Even the cost seems to follow no strict pattern. El Salvador took 238 suspected (though not convicted) gang members for $6 million—roughly $25,000 per head. Rwanda later agreed to take in up to 250 more, for an as-yet undisclosed sum. Each deal reflects a delicate balancing act: the receiving country’s needs, the “status” of the deportees, the broader diplomatic or security context.
In Palau’s case, the calculation is clear-eyed, not sentimental. The nation’s economy wobbles on a precariously narrow base—foreign aid is about 12 percent of GDP, and even the most scenic resorts can’t find enough staff. What for the US is a foreign policy workaround is for Palau a practical lifeline and a chance to bring in workers for jobs few locals fill.
Of course, for most Palauans, this deal will fade into the noise of daily life. Seventy-five people do not crowd a nation, although in a small community, every new face gets noticed. Agreements like this, and others unfolding across the Pacific and Africa, are now quietly embedded in the larger story of America’s ongoing efforts to police its borders when the usual playbook falls short.
Taken together, these arrangements reveal a trend: Washington is marrying aid to enforcement, bargaining for deportation options in resource-starved states.

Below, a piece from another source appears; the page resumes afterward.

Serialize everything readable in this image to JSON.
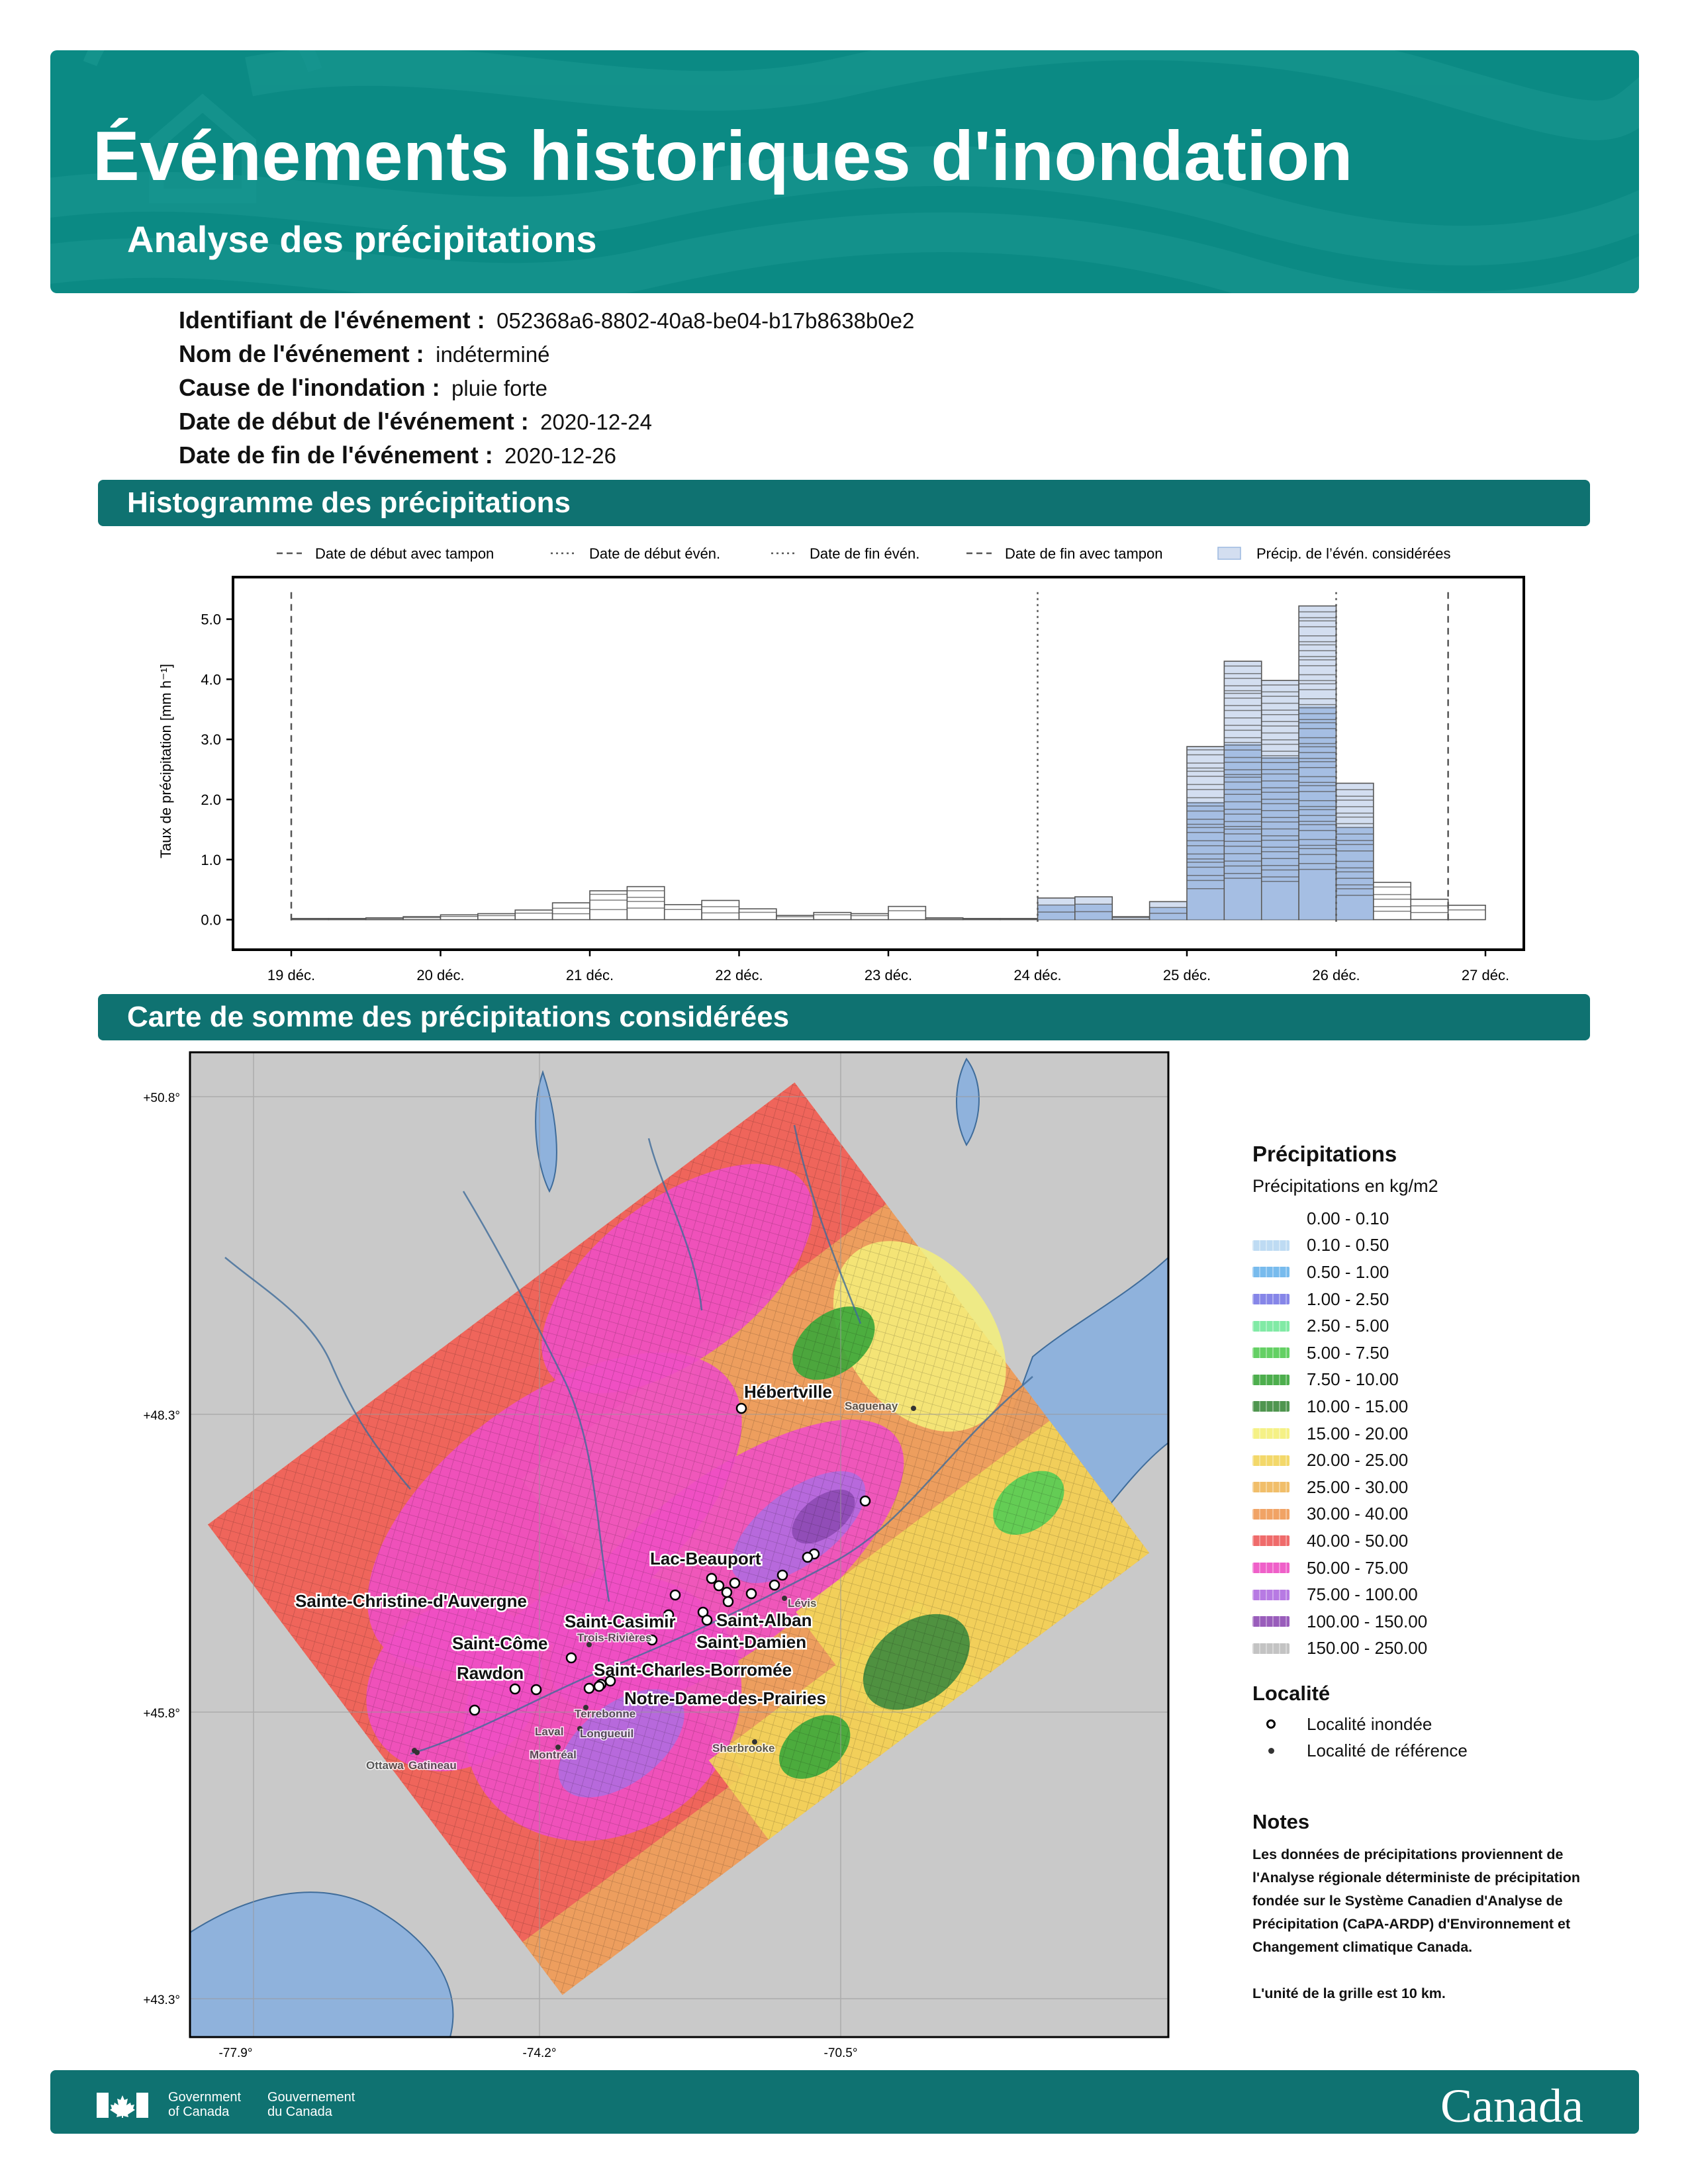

For Palau, the money is a meaningful boost and the new arrivals, they hope, will settle productively into the workforce. For US policymakers, it’s another lever to resolve the thorniest deportation cases.
While the ethics of such deals remain open to debate on both sides of the Pacific, for now, the two countries find themselves woven even more closely together—each, for their own reasons, choosing pragmatism over politics. In the world of small nations and big power interests, sometimes it’s the side agreements and footnotes, not the headlines, that quietly shape the future.